Route from Kavala, Greece to Istanbul, Turkey: 14 – 20 November 2018
Out of Kavala we took the Old National Highway, the Blue Route 2 and found it to be reasonably quiet with just a few tough (ish) climbs. Apart from the mountains to the north, the road is a rather dull as far as scenery is concerned until the National Park of Nestos Delta and lakes Vistonida-Ismarida, which are south-east of Xanthi and both very nice. The church and monastery of St Nicholas are worth a visit.
The Blue Route 2 continues past Komotini, which is quite industrial, and then on to Sapes. This part was surprisingly busy with traffic, but we found the Greek drivers throughout our 3.5 weeks to be very courteous so this wasn’t a problem. The road then takes the same path as the old Roman road, the Via Egnatia, towards Alexandroupoli on the coast. Very pleasant cycling through the hills – never too steep on the way up and a gentle glide on the way down. East of Alexandroupoli we stayed overnight in Loutros where there are hot springs – unfortunately we just missed them as they close at 3:30pm in the winter.
The Blue Route 2 continues through Feres towards the border with Turkey. Staying on this road keeps you off the main E90. It stays nice and quiet and even though it crosses the E90 onto what feels like the ‘wrong side’, if your stay on it you still enter the melee of traffic with all the trucks and cars and into the correct line to cross the border. We had our eVisas on our iPhones and the border officer was more than happy with them, so our passport check took a matter of 30 seconds. The customs officer made us take all of our bags off, gave them a cursory check inside then said it was fine and after repacking we were through. With a bit of queuing the whole process took about 45 minutes.
In our opinion Blue Route 2 is a nice safe road for cyclists to take to the border with Turkey.
Once across the border, the Turkish E84 is a big wide, nearly empty, 2-lane road with a wide shoulder – so it’s nice safe cycling, if not a bit dull. But there are some though hills to tackle.
We stayed in Kesan where there is cheap accommodation and food in the centre of the town.
Kesan to Tekirdag – 84km of dull 2 – 3 lane roads with a wide shoulder, which means safe cycling. We had a fierce head/side wind on the day we did this and there are some monster hills that just keep on going so even though the distance isn’t huge it was physically VERY tough-going. Best not to underestimate the wind on this stretch. It’s also very boring with nothing of interest to see. The final 8km into Tekirdag is thankfully down hill!

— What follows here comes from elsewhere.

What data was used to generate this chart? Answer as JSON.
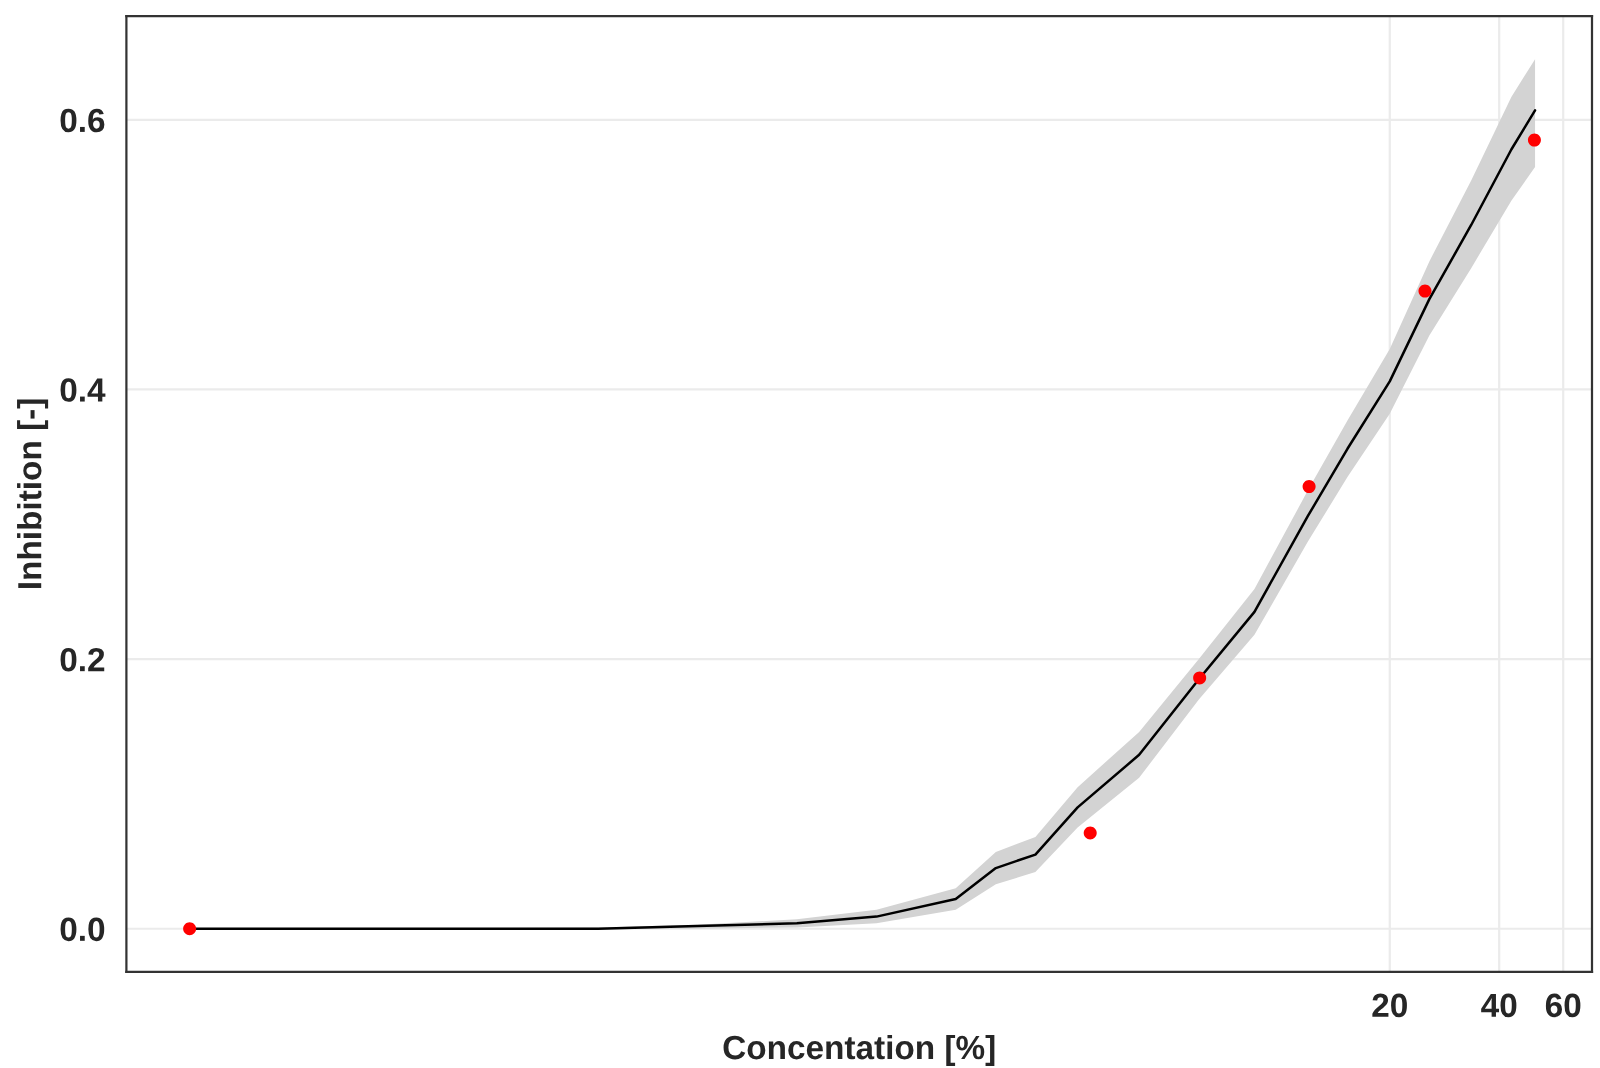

Tekirdag to Silivri – the E84 continues along the coast and slowly gets busier, but nothing too bad and for much of it there is a hard shoulder to cycle on. Past Marmara it definitely gets busier and about 20km after this we took the D100 to continue along the coast (The E84 goes inland at this point). The D100 isn’t the nicest road and the safe shoulder disappears here, so it all gets a bit more nervy and the traffic is quite heavy. We tried using what I can only describe as a service road which runs through built-up areas along the side of the main road. Difficult navigation and it keeps going back to the main road, In Silivri it all starts getting very busy along this side road! We stayed with a WarmShowers host here.

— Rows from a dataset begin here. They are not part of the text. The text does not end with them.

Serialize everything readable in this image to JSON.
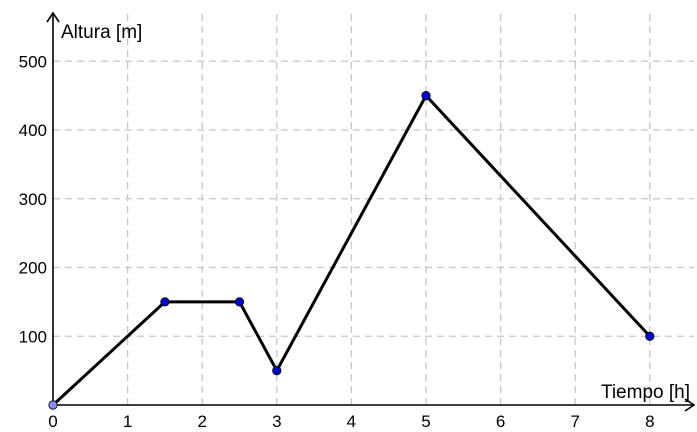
{
  "chart_data": {
    "type": "line",
    "title": "",
    "xlabel": "Tiempo [h]",
    "ylabel": "Altura [m]",
    "xlim": [
      0,
      8.6
    ],
    "ylim": [
      0,
      500
    ],
    "x_ticks": [
      0,
      1,
      2,
      3,
      4,
      5,
      6,
      7,
      8
    ],
    "y_ticks": [
      100,
      200,
      300,
      400,
      500
    ],
    "grid": true,
    "series": [
      {
        "points": [
          {
            "x": 0,
            "y": 0
          },
          {
            "x": 1.5,
            "y": 150
          },
          {
            "x": 2.5,
            "y": 150
          },
          {
            "x": 3,
            "y": 50
          },
          {
            "x": 5,
            "y": 450
          },
          {
            "x": 8,
            "y": 100
          }
        ],
        "line_color": "#000000",
        "marker_color": "#0000cc",
        "first_marker_color": "#8a8aff"
      }
    ]
  }
}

Silivri to Avcilar – the further east from Silivri you get, the busier the road. On Google Maps and other mapping there appears to be a service road running alongside the D100, but this is in fact a 2-lane highway with the main 3 – 5 lane highway in the middle. At Buyukcekmece we went into the town itself for lunch, followed by a monster climb out of the town back to the main route. I believe that the main route (D100) also has a tough climb. In our case it also chucked it down with rain at this point, which was nice! Back on the main D100, which is VERY intense as the 2-lane side road has lots of traffic including buses and taxis, which are stopping and starting, pulling out and pulling in, etc, etc. Turkish drivers are not as courteous as Greek drivers and we had numerous near misses. For cyclists we thought this 20km+ section was very dangerous. We stayed with another WarmShowers host here.

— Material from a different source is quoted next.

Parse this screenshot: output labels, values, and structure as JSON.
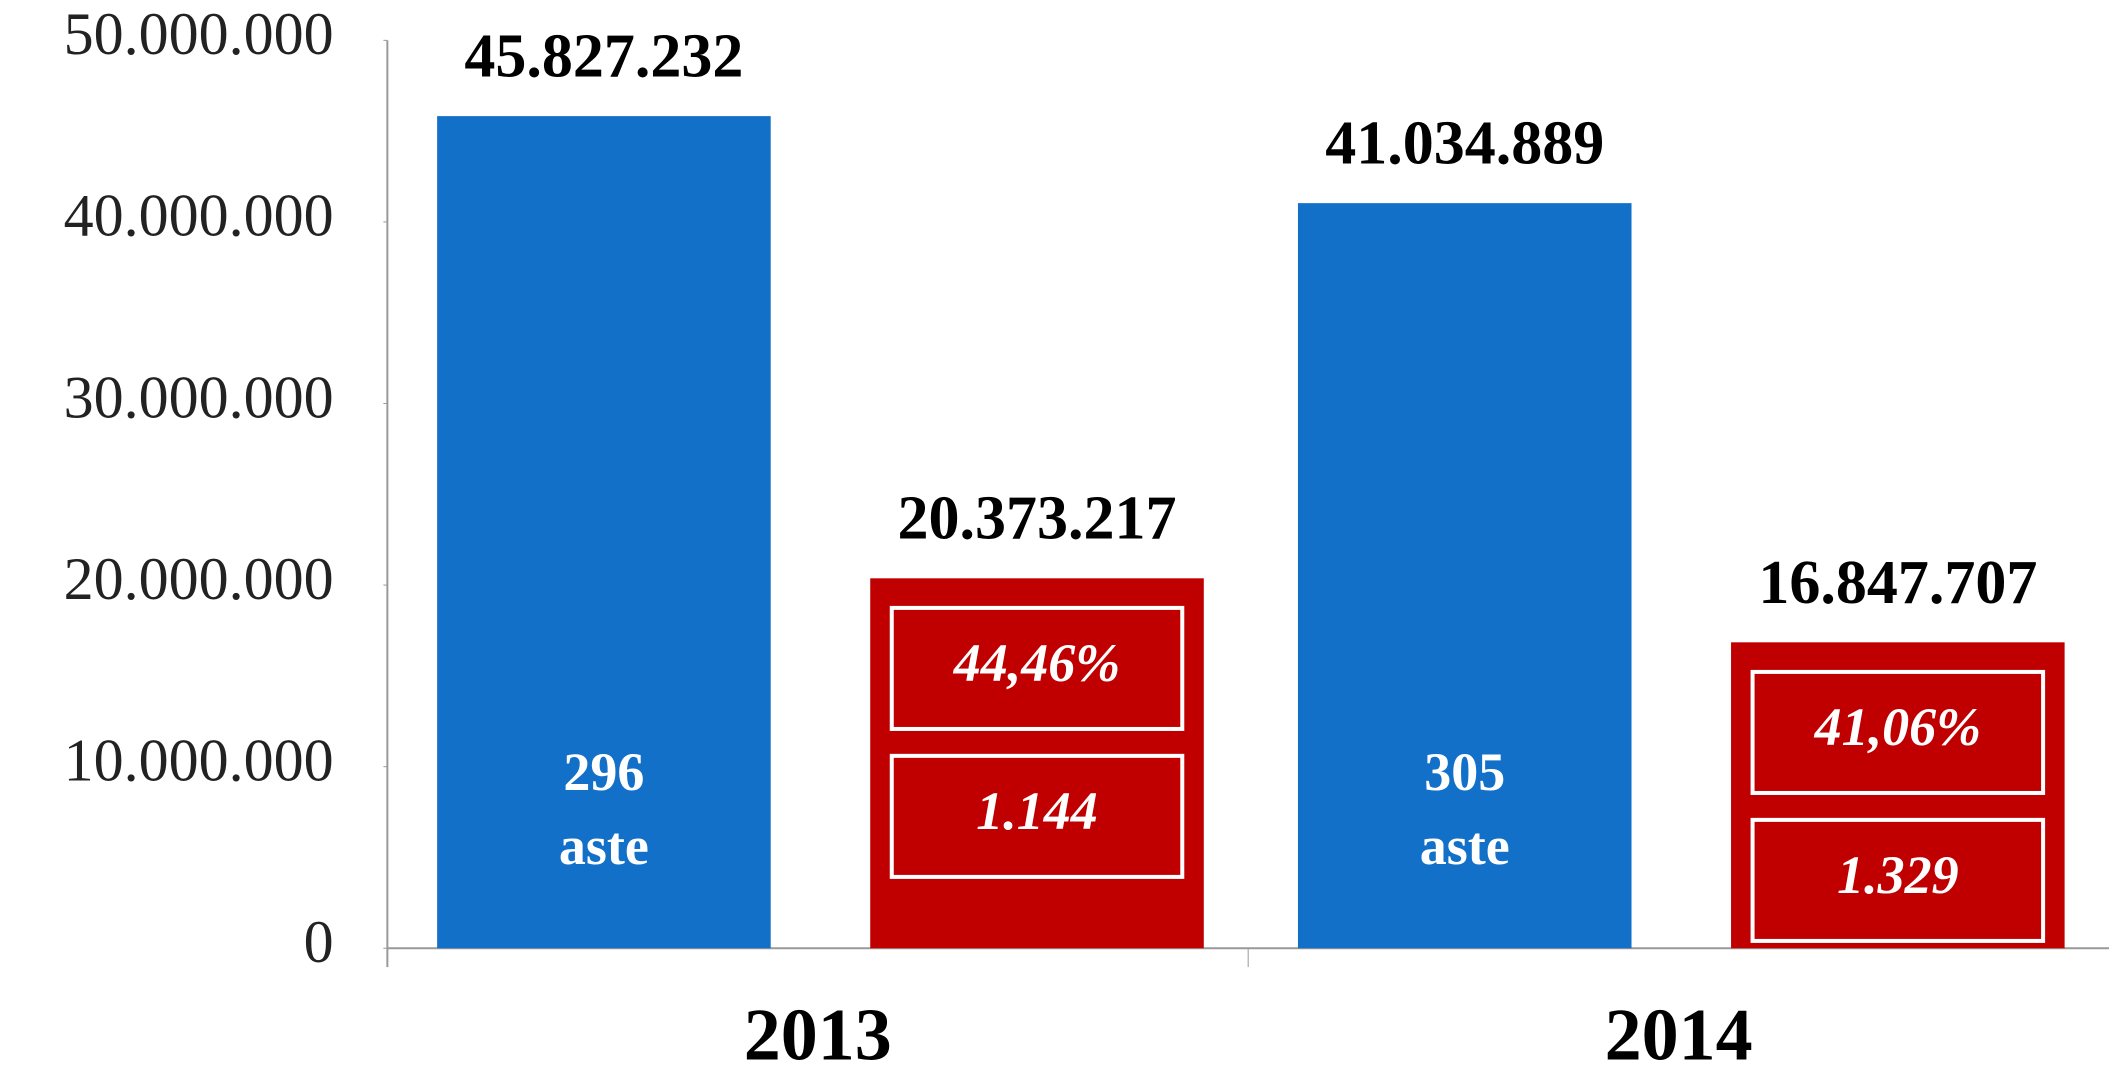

Avcilar to Istanbul – The dangerous road continues over a bridge just east of Avcilar for about 2km. We then took a route which went south along the coast and around the south side of Ataturk Airport. There is a bike path which is very quiet and a welcome relief after the mayhem of the main road.
We then joined the Rauf Orbay Cd which was busy and that took us onto the Kennedy Cd. We had been told that Kennedy Cd would be quiet – and true enough compared to the main D100 it was quieter, but it was still very busy and there was no shoulder… but at least the cars were travelling much slower.
Central Istanbul – we cut north off Kennedy into the centre of town. Not much to report except that the roads are narrow and there’s a lot going on – but at least it’s generally moving slowly!
Overall this route started well, if a bit dull and physically tough, and then turned into a cycling nightmare! The wind and hills shouldn’t be underestimated, nor should the D100 or the Turkish drivers! One very positive point to highlight is that we had very little interaction with dogs on this entire route into Istanbul. We’d heard horror stories about packs of dogs chasing cyclists, but we only had about half a dozen incidents in total along this route – some in Greece and some in Turkey, and only a few dogs involved at any one time.